Bandit was a lovey puppy. Contentment, to her, was sitting on my lap, or laying tight against me as I read, watched TV or slept. Some of my fondest memories of her are from Heart-A-Rama writing on Sunday afternoons. More often than not, Marilyn Lloyd would grab the wicker chair near the fireplace, put her feet up on the footstool, and wait for Bandit to slip into place across her ankles. The two of them spent many Sunday afternoons that way - Marilyn helping write song lyrics and one-liners for the show, and Bandit, snoring on her feet. Bandit took a special liking to Jim Jansen, who you might remember a the little person from the DMV. Jim had a severe allergy to dogs, and even though Shi Tzus generally are OK for most people, he would wind up sneezing. Wouldn't you know, Bandit adored him. Jim, too, wrote for Heart-A-Rama, and Bandit was always happy to see him. She snuggled with him, and even accompanied him to the bathroom. He tried to reason with her, but that didn't work. Bandit lived nearly 18 years. Most of them were pretty good for her, despite the loss of hearing and eyesight toward the end.
Now I have Mrs.
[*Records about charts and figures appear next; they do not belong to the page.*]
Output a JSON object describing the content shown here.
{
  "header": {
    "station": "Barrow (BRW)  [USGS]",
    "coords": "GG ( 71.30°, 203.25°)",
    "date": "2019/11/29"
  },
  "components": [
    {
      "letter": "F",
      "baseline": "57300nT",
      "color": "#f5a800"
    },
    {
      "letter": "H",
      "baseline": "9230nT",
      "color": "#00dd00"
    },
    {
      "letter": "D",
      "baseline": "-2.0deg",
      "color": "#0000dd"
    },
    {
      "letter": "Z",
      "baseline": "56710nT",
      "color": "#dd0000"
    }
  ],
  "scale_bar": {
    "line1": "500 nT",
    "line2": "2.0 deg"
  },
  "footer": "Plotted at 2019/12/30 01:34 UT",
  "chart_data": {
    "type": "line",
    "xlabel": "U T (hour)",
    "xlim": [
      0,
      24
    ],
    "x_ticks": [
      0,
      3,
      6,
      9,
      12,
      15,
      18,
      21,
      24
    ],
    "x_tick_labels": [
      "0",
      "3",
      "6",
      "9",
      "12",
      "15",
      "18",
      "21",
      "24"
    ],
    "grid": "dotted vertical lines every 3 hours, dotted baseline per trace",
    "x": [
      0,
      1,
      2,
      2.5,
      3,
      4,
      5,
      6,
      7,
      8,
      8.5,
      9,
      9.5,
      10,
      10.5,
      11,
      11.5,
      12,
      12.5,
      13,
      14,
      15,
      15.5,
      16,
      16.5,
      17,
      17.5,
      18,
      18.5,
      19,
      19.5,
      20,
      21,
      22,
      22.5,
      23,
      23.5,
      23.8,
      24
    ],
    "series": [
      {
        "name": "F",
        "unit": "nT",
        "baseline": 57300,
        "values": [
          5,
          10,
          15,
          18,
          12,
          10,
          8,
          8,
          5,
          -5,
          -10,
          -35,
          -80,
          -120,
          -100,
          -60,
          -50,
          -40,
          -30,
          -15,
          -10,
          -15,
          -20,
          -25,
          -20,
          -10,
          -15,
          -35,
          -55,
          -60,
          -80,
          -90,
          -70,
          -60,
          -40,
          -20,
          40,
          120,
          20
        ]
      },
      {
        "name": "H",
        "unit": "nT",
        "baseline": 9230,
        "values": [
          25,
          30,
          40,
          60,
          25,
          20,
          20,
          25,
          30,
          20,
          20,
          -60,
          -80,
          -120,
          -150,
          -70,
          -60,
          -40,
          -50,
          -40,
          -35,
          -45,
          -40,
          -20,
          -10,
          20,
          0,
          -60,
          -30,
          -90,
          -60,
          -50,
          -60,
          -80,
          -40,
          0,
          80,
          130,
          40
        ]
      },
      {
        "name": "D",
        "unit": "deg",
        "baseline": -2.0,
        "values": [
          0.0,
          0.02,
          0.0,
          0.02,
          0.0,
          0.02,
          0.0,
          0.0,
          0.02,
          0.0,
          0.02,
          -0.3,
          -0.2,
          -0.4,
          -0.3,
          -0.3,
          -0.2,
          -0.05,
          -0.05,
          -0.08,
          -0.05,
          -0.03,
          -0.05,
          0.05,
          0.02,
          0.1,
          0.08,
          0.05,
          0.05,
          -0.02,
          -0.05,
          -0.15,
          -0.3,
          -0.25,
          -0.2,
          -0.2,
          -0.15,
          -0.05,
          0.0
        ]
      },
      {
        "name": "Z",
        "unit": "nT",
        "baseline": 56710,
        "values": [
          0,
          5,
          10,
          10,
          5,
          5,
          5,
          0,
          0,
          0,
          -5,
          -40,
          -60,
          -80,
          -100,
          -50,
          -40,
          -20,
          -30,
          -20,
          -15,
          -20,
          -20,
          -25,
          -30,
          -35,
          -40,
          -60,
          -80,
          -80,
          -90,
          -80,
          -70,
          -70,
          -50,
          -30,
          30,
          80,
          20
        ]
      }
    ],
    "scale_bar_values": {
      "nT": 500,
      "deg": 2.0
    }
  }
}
George Burns (GB), and this is a whole new experience. We have been together nearly seven years, and she still doesn't like me all that much. She prefers the neighbors. I am utilitarian to her. Food. Minimal play (her choice, not mine), and opening the door so she can rush into the backyard to empty out. Other than that, she lives her life, and I live mine. I'm not sure what to make of it, exactly, and I keep hoping that she will grow up to be Bandit. GB isn't very bright. When she wants to avoid me, she hides in full view under the coffee table. She sits under the skylight and watches air. GB has a single communication technique - kicking her back legs out behind her like a bull preparing to change. This means "I am thirsty, hungry, have to go outside, bored, tired, can't find a toy..." I get to guess. Despite it all, I like her just fine, and know that as long as she is around, I am guaranteed to laugh several times a day. Our favorite friend outing is going to the vet. It's always fun to watch heads turn when the vet tech comes into the waiting area and hollers," George Burns, you can see the doctor now."
I didn't make her holiday haircut appointment early enough this year, and so she looked a little like a Rastafarian until Jan 6th, when she finally was groomed. Here' s a picture of her (before haircut) in a new jacket my neighbors bought her.

Here's this week little chuckle:

What do you get when you cross a pit bull with a collie?

A dog that rips your leg off and then runs to get help.

And... in keeping with out goal to make you all smile more each day, go to Yahoo or Google, and type in "Cute Things Falling Asleep." Guaranteed to make you smile.